For now, it’s all good.
To keep things in perspective, after starting 2023 and changing hands at about $16,600, Bitcoin remains more than 50% below its all-time high in November 2021.
However, on Monday, the top crypto rallied by 4.57%. Following a 1.50% gain on Sunday, Bitcoin moved past the $30,000 level for the first time since June 10, 2022. The global crypto market cap stood at $1.24 trillion, with a volume of $44 billion in the past 24 hours alone, gaining about 80% year to date, beating the Nasdaq 100 tech index’s 19% gain.
If that’s not a bull, I don’t know what one is. But if you’re one hoping to see an explosion towards $100k, maybe you shouldn’t keep your hopes up. Let’s explain.
FED monetary policy and recession talks
Here is what could have contributed to the BTC price buoyancy on Monday.
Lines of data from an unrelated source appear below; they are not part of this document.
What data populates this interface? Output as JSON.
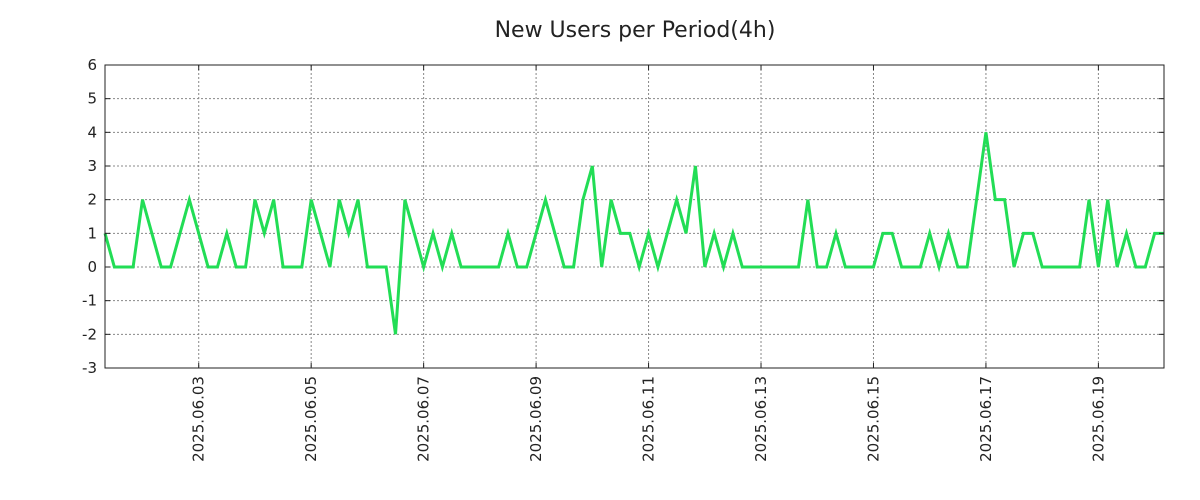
{
  "chart_data": {
    "type": "line",
    "title": "New Users per Period(4h)",
    "xlabel": "",
    "ylabel": "",
    "ylim": [
      -3,
      6
    ],
    "yticks": [
      6,
      5,
      4,
      3,
      2,
      1,
      0,
      -1,
      -2,
      -3
    ],
    "ytick_labels": [
      "6",
      "5",
      "4",
      "3",
      "2",
      "1",
      "0",
      "-1",
      "-2",
      "-3"
    ],
    "xticks": [
      {
        "label": "2025.06.03",
        "period_index": 10
      },
      {
        "label": "2025.06.05",
        "period_index": 22
      },
      {
        "label": "2025.06.07",
        "period_index": 34
      },
      {
        "label": "2025.06.09",
        "period_index": 46
      },
      {
        "label": "2025.06.11",
        "period_index": 58
      },
      {
        "label": "2025.06.13",
        "period_index": 70
      },
      {
        "label": "2025.06.15",
        "period_index": 82
      },
      {
        "label": "2025.06.17",
        "period_index": 94
      },
      {
        "label": "2025.06.19",
        "period_index": 106
      }
    ],
    "grid": true,
    "series": [
      {
        "name": "New Users",
        "color": "#22dd55",
        "values": [
          1,
          0,
          0,
          0,
          2,
          1,
          0,
          0,
          1,
          2,
          1,
          0,
          0,
          1,
          0,
          0,
          2,
          1,
          2,
          0,
          0,
          0,
          2,
          1,
          0,
          2,
          1,
          2,
          0,
          0,
          0,
          -2,
          2,
          1,
          0,
          1,
          0,
          1,
          0,
          0,
          0,
          0,
          0,
          1,
          0,
          0,
          1,
          2,
          1,
          0,
          0,
          2,
          3,
          0,
          2,
          1,
          1,
          0,
          1,
          0,
          1,
          2,
          1,
          3,
          0,
          1,
          0,
          1,
          0,
          0,
          0,
          0,
          0,
          0,
          0,
          2,
          0,
          0,
          1,
          0,
          0,
          0,
          0,
          1,
          1,
          0,
          0,
          0,
          1,
          0,
          1,
          0,
          0,
          2,
          4,
          2,
          2,
          0,
          1,
          1,
          0,
          0,
          0,
          0,
          0,
          2,
          0,
          2,
          0,
          1,
          0,
          0,
          1,
          1
        ]
      }
    ]
  }
}
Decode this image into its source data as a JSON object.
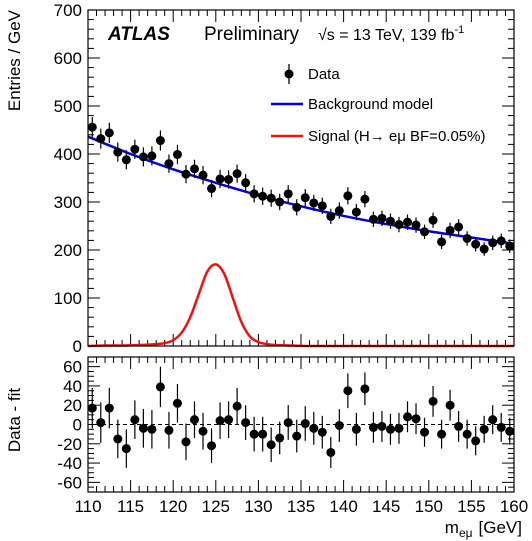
{
  "chart_data": [
    {
      "type": "scatter",
      "panel": "main",
      "ylabel": "Entries / GeV",
      "ylim": [
        0,
        700
      ],
      "xlim": [
        110,
        160
      ],
      "yticks": [
        0,
        100,
        200,
        300,
        400,
        500,
        600,
        700
      ],
      "annotations": {
        "experiment": "ATLAS",
        "status": "Preliminary",
        "energy": "√s = 13 TeV, 139 fb",
        "energy_sup": "-1"
      },
      "legend": {
        "placement": "top-right",
        "entries": [
          {
            "label": "Data",
            "style": "marker",
            "color": "#000000"
          },
          {
            "label": "Background model",
            "style": "line",
            "color": "#0000dd"
          },
          {
            "label": "Signal (H→ eμ BF=0.05%)",
            "style": "line",
            "color": "#ee1111"
          }
        ]
      },
      "series": [
        {
          "name": "Data",
          "x": [
            110.5,
            111.5,
            112.5,
            113.5,
            114.5,
            115.5,
            116.5,
            117.5,
            118.5,
            119.5,
            120.5,
            121.5,
            122.5,
            123.5,
            124.5,
            125.5,
            126.5,
            127.5,
            128.5,
            129.5,
            130.5,
            131.5,
            132.5,
            133.5,
            134.5,
            135.5,
            136.5,
            137.5,
            138.5,
            139.5,
            140.5,
            141.5,
            142.5,
            143.5,
            144.5,
            145.5,
            146.5,
            147.5,
            148.5,
            149.5,
            150.5,
            151.5,
            152.5,
            153.5,
            154.5,
            155.5,
            156.5,
            157.5,
            158.5,
            159.5
          ],
          "y": [
            456,
            432,
            444,
            404,
            388,
            410,
            394,
            396,
            428,
            380,
            399,
            358,
            369,
            356,
            328,
            348,
            347,
            359,
            340,
            317,
            312,
            308,
            300,
            317,
            289,
            309,
            298,
            292,
            270,
            282,
            313,
            279,
            306,
            264,
            266,
            260,
            253,
            258,
            252,
            238,
            262,
            217,
            241,
            248,
            224,
            212,
            202,
            215,
            219,
            208
          ],
          "yerr": [
            21,
            21,
            21,
            20,
            20,
            20,
            20,
            20,
            21,
            19,
            20,
            19,
            19,
            19,
            18,
            19,
            19,
            19,
            18,
            18,
            18,
            18,
            17,
            18,
            17,
            18,
            17,
            17,
            16,
            17,
            18,
            17,
            17,
            16,
            16,
            16,
            16,
            16,
            16,
            15,
            16,
            15,
            16,
            16,
            15,
            15,
            14,
            15,
            15,
            14
          ]
        },
        {
          "name": "Background model",
          "x": [
            110,
            115,
            120,
            125,
            130,
            135,
            140,
            145,
            150,
            155,
            160
          ],
          "y": [
            436,
            400,
            368,
            340,
            314,
            291,
            271,
            254,
            239,
            226,
            213
          ]
        },
        {
          "name": "Signal (H→ eμ BF=0.05%)",
          "x": [
            110,
            112,
            114,
            116,
            118,
            119,
            120,
            121,
            122,
            123,
            124,
            125,
            126,
            127,
            128,
            129,
            130,
            131,
            132,
            134,
            136,
            140,
            160
          ],
          "y": [
            0,
            1,
            1,
            2,
            4,
            6,
            12,
            28,
            60,
            108,
            155,
            170,
            150,
            100,
            50,
            20,
            8,
            4,
            2,
            1,
            0,
            0,
            0
          ]
        }
      ]
    },
    {
      "type": "scatter",
      "panel": "ratio",
      "xlabel": "m",
      "xlabel_sub": "eμ",
      "xlabel_unit": "[GeV]",
      "ylabel": "Data - fit",
      "ylim": [
        -70,
        70
      ],
      "xlim": [
        110,
        160
      ],
      "yticks": [
        -60,
        -40,
        -20,
        0,
        20,
        40,
        60
      ],
      "xticks": [
        110,
        115,
        120,
        125,
        130,
        135,
        140,
        145,
        150,
        155,
        160
      ],
      "reference_line": 0,
      "series": [
        {
          "name": "Data - fit",
          "x": [
            110.5,
            111.5,
            112.5,
            113.5,
            114.5,
            115.5,
            116.5,
            117.5,
            118.5,
            119.5,
            120.5,
            121.5,
            122.5,
            123.5,
            124.5,
            125.5,
            126.5,
            127.5,
            128.5,
            129.5,
            130.5,
            131.5,
            132.5,
            133.5,
            134.5,
            135.5,
            136.5,
            137.5,
            138.5,
            139.5,
            140.5,
            141.5,
            142.5,
            143.5,
            144.5,
            145.5,
            146.5,
            147.5,
            148.5,
            149.5,
            150.5,
            151.5,
            152.5,
            153.5,
            154.5,
            155.5,
            156.5,
            157.5,
            158.5,
            159.5
          ],
          "y": [
            17,
            2,
            17,
            -15,
            -25,
            5,
            -4,
            -5,
            39,
            -6,
            22,
            -18,
            5,
            -7,
            -22,
            4,
            5,
            19,
            2,
            -10,
            -10,
            -21,
            -14,
            2,
            -12,
            1,
            -4,
            -8,
            -29,
            -1,
            35,
            -5,
            37,
            -3,
            -2,
            -5,
            -4,
            8,
            6,
            -8,
            24,
            -10,
            20,
            -2,
            -10,
            -17,
            -5,
            5,
            -3,
            -7
          ],
          "yerr": [
            21,
            21,
            21,
            20,
            20,
            20,
            20,
            20,
            21,
            19,
            20,
            19,
            19,
            19,
            18,
            19,
            19,
            19,
            18,
            18,
            18,
            18,
            17,
            18,
            17,
            18,
            17,
            17,
            16,
            17,
            18,
            17,
            17,
            16,
            16,
            16,
            16,
            16,
            16,
            15,
            16,
            15,
            16,
            16,
            15,
            15,
            14,
            15,
            15,
            14
          ]
        }
      ]
    }
  ]
}
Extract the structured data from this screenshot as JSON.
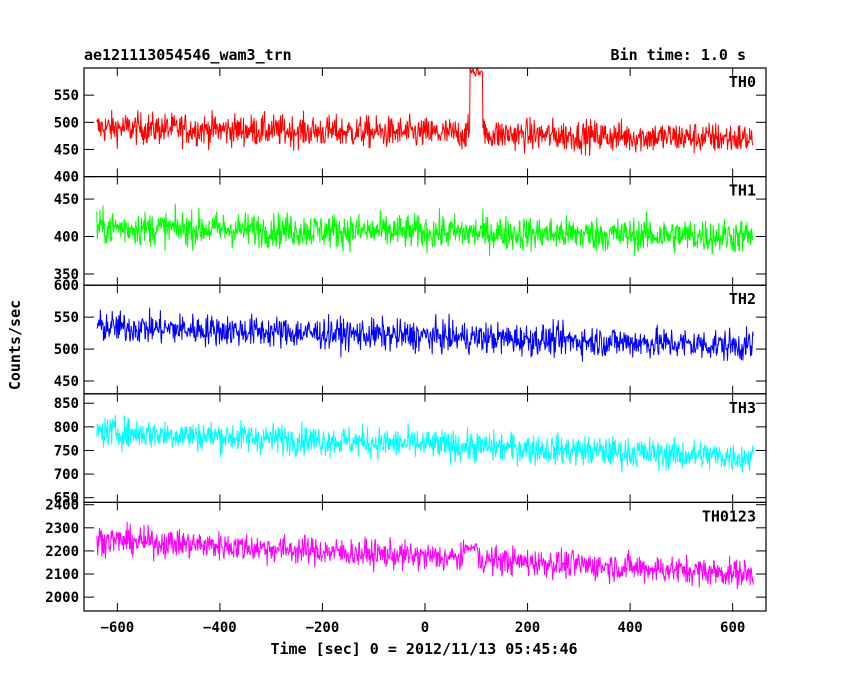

The US Federal Reserve reigniting fears of a recession and investors anticipating a 25-basis points interest rate hike ahead of tomorrow’s US CPI Report fueled increased speculation in Bitcoin.
A US recession could negatively impact the already shaken banking sector and cause a liquidity void that could see investors looking for Bitcoin as a safe haven asset.
It was the cracks displayed in the banking sector starting with the SVB bankruptcy that ignited Bitcoin towards the $28k level, to begin with, and further fears on that end can be the fuel that sustains BTC’s climb.
The IMF recently warned of non-bank financial companies that endanger financial stability while Jamie Dimon, longtime CEO of JPMorgan Chase and Co, cautioned in a recent letter: “The current crisis is not yet over, and even when it is behind us, there will be repercussions from it for years to come. But importantly, recent events are nothing like what occurred during the 2008 global financial crisis (which barely affected regional banks).”
A full-on versus a mild recession
A full-on recession I not that advantageous for Bitcoin, which is considered a risky asset, and might put the brakes on the current rally. If financial markets suffer and the Bitcoin-tech stock relationship holds, it means investors would be inclined to go risk-off in a recession.
A mild recession might do the trick for BTC, however.
In that scenario, the Fed would be increasingly leaning to reduce interest rates and drive growth. This factor alone could ship investor capital into crypto markets in search of high returns when lending rates are squeezed.
Add De-Dollarization to the mix
Finally, as a result of the Russian-Ukraine war and US pressures on OPEC+ not to cut production, several European, Asian, and Arab countries are engaging in De-dollarization procedures, opting to trade using local currencies. This weakens the reputation of the Greenback and makes the case for BTC, which is like owning your own global bank independent of any currency swings.
Bitcoin emerging as a reliable refuge that many had anticipated could happen, but it will have to cross a crucial crossroad before making that leap of faith which is predicated on a number of economic criteria, many of which are hard to predict.